America, a Journey as a Metaphor, 2025 - On going
In 1995, I arrived in the United States from Cuba, leaving behind a communist dictatorship for the radical promise of self-reinvention. For thirty years, I have called this country home, living through the defining chapters of my life—my 30s, 40s, and now my 50s—decades anchored by the freedom to be, to express, and to reinvent. I love my adopted country deeply, yet as I navigate my 50s under the current Administration, I am struck by a profound sadness. I am witnessing the "perfectly imperfect" beauty of this democracy become something increasingly unrecognizable.
“America, a Journey as a Metaphor” is an ongoing photographic meditation born from this tension. The series explores the widening gap between the America I discovered three decades ago and the urgent, often paradoxical realities of the present day. The work comprises everyday scenes captured starting in 2025, juxtaposed with archival photographs that I have digitally intervened in. Both the straight photographs and the digital interventions serve as a "visual denouncement"—a method of interrogating how collective and personal histories are being re-framed in today’s social and political climate.
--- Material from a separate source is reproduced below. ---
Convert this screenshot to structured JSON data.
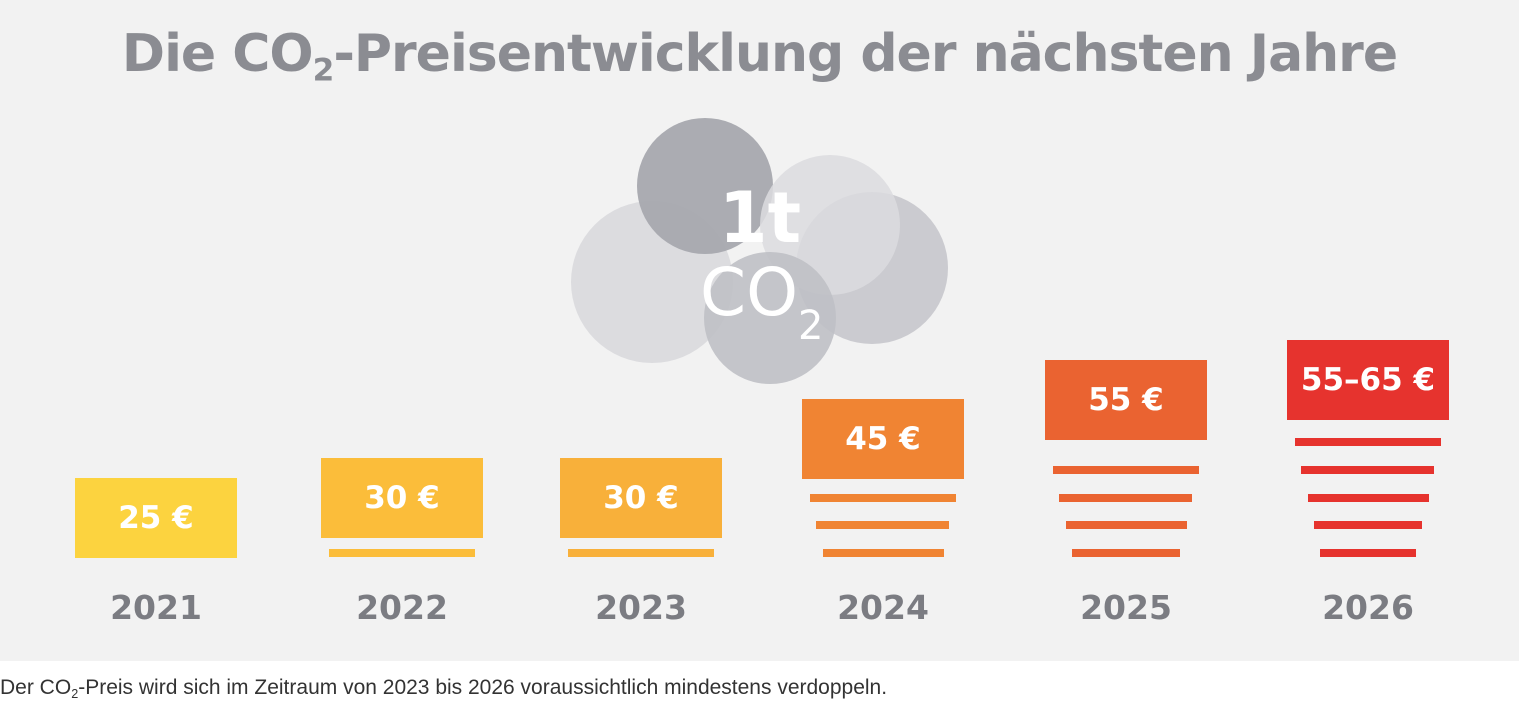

I aim to expose the fragility of the present. The journey evoked in this work is not merely geographical, but symbolic and psychological: roads, landscapes, and faces become metaphors for resilience, fragility, conflict, and hope. By oscillating between the immediate and the remembered, the series invites viewers to pause and consider the evolving contours of democracy and belonging. It is my invitation to bear witness to a country in flux while asserting the enduring capacity of photography to interrogate, denounce, and inspire.